The survey, commissioned by the Peter G. Peterson Foundation, a fiscal watchdog group, also found that 66 percent said Washington officials weren't paying enough attention to budget issues, up 10 percentage points from February.
"The bottom line is that the American electorate is way ahead of Washington policymakers," said David Walker, the foundation's president and CEO.
A bipartisan group of a dozen senators wants to attach an amendment that would create such a commission to the bill to raise the federal debt ceiling above $12.1 trillion, expected in mid-to late December.
Separately, Senate Budget Committee Chairman Kent Conrad, D-N.D., and Sen. Judd Gregg of New Hampshire, the panel's top Republican, have proposed creating a deficit reduction task force that includes congressional and administration officials.
Senate Majority Leader Harry Reid is talking to colleagues about the idea, but it has a formidable opponent: House Speaker Nancy Pelosi, D-Calif., who thinks that the existing process is adequate to address such issues.
Few politically viable alternatives remain, said Isabel Sawhill, a senior fellow in economic studies at Washington's Brookings Institution, a center-left research center.
"We're not going to be able to raise taxes; the president has all but taken that off the table," she said. "Social Security would be very tough to take on, and defense spending is going up, not down."
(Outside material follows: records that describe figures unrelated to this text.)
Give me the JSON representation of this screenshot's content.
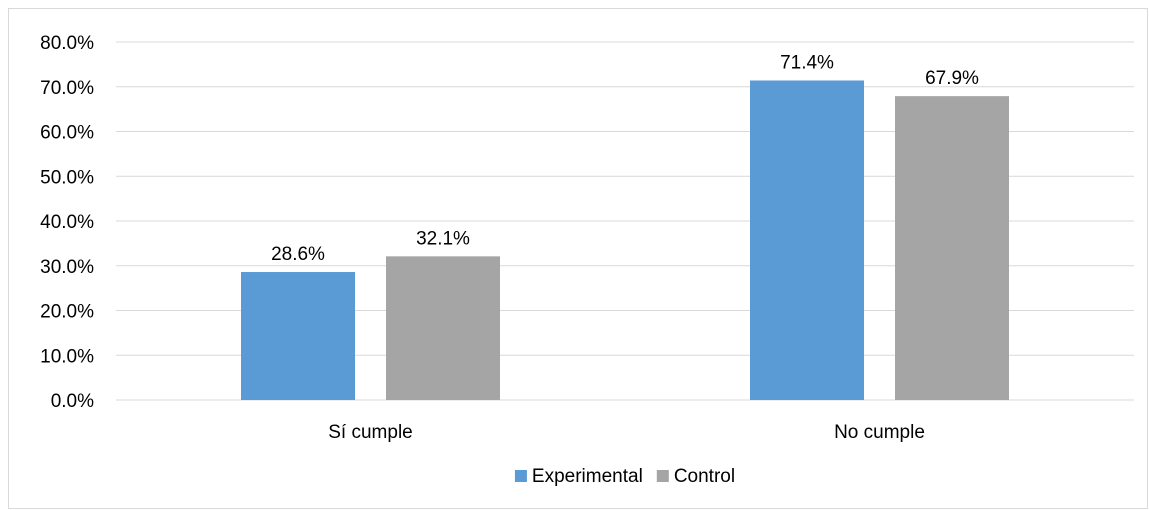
{
  "chart_data": {
    "type": "bar",
    "categories": [
      "Sí cumple",
      "No cumple"
    ],
    "series": [
      {
        "name": "Experimental",
        "values": [
          28.6,
          71.4
        ],
        "color": "#5b9bd5"
      },
      {
        "name": "Control",
        "values": [
          32.1,
          67.9
        ],
        "color": "#a5a5a5"
      }
    ],
    "data_labels": [
      [
        "28.6%",
        "71.4%"
      ],
      [
        "32.1%",
        "67.9%"
      ]
    ],
    "y_ticks": [
      "0.0%",
      "10.0%",
      "20.0%",
      "30.0%",
      "40.0%",
      "50.0%",
      "60.0%",
      "70.0%",
      "80.0%"
    ],
    "ylim": [
      0,
      80
    ],
    "y_tick_step": 10,
    "grid": true,
    "legend_position": "bottom",
    "gridline_color": "#d9d9d9"
  }
}
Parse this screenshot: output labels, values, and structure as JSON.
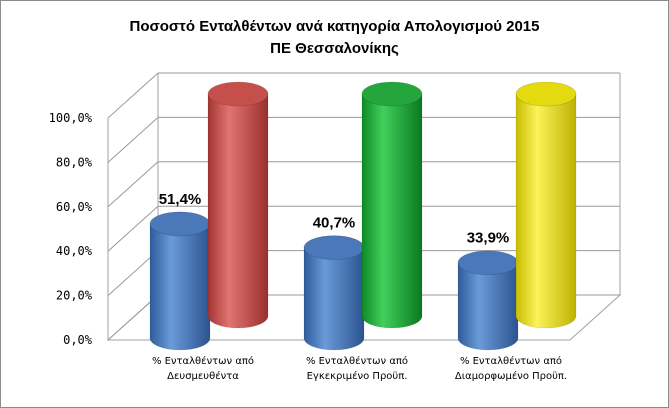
{
  "chart_data": {
    "type": "bar",
    "title": "Ποσοστό Ενταλθέντων ανά κατηγορία Απολογισμού 2015",
    "subtitle": "ΠΕ Θεσσαλονίκης",
    "ylim": [
      0,
      100
    ],
    "y_ticks": [
      "0,0%",
      "20,0%",
      "40,0%",
      "60,0%",
      "80,0%",
      "100,0%"
    ],
    "categories": [
      [
        "% Ενταλθέντων από",
        "Δευσμευθέντα"
      ],
      [
        "% Ενταλθέντων από",
        "Εγκεκριμένο Προϋπ."
      ],
      [
        "% Ενταλθέντων από",
        "Διαμορφωμένο Προϋπ."
      ]
    ],
    "series": [
      {
        "values": [
          51.4,
          40.7,
          33.9
        ],
        "labels": [
          "51,4%",
          "40,7%",
          "33,9%"
        ],
        "colors": [
          "#4f7fc2",
          "#4f7fc2",
          "#4f7fc2"
        ]
      },
      {
        "values": [
          100,
          100,
          100
        ],
        "colors": [
          "#c9504b",
          "#2bb144",
          "#e6dc16"
        ]
      }
    ],
    "grid": true,
    "style": "3d-cylinder"
  }
}
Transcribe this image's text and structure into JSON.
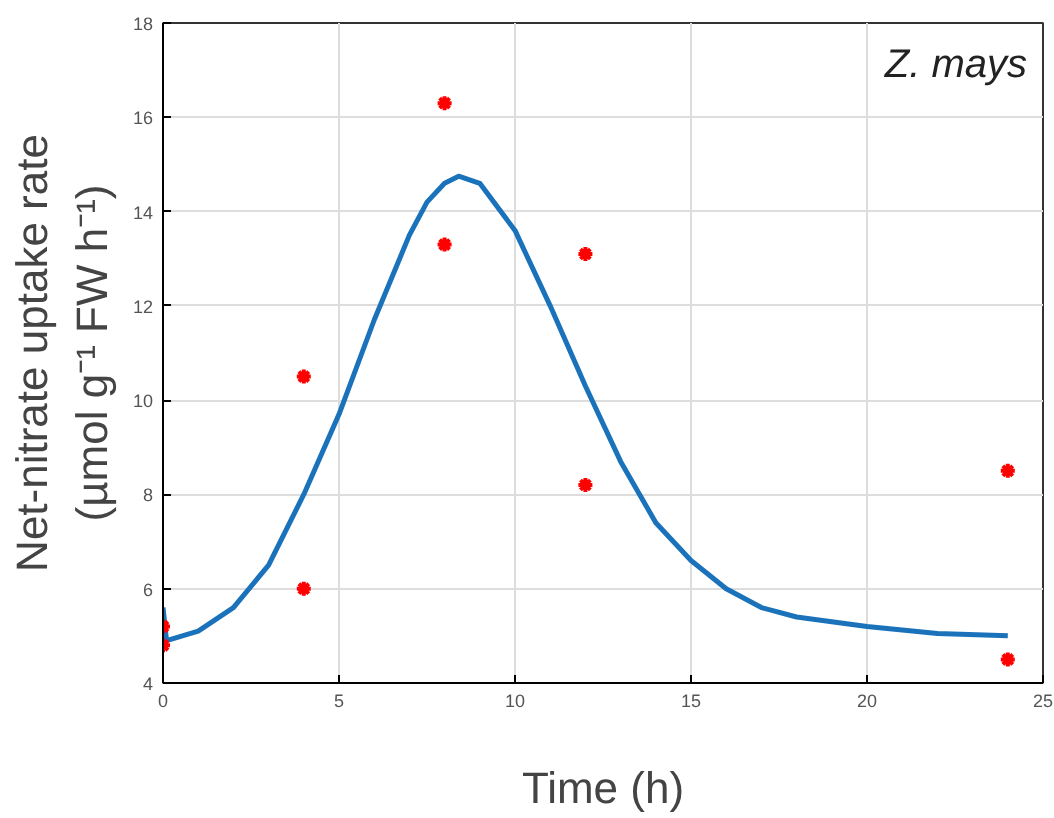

Unless some sort of new budget process is created, Sawhill said, legislation to raise the federal limit could be imperiled, Obama could find a rough fight over Afghanistan funding and the already shaky status of health care legislation could get even more wobbly.
"This has to be done in a way that's fiscally responsible," Sen. Byron Dorgan, D-N.D., said of the health care bill. "It has to be done in a way that is effective.
"If not, there ought not to be legislation passed, in my judgment."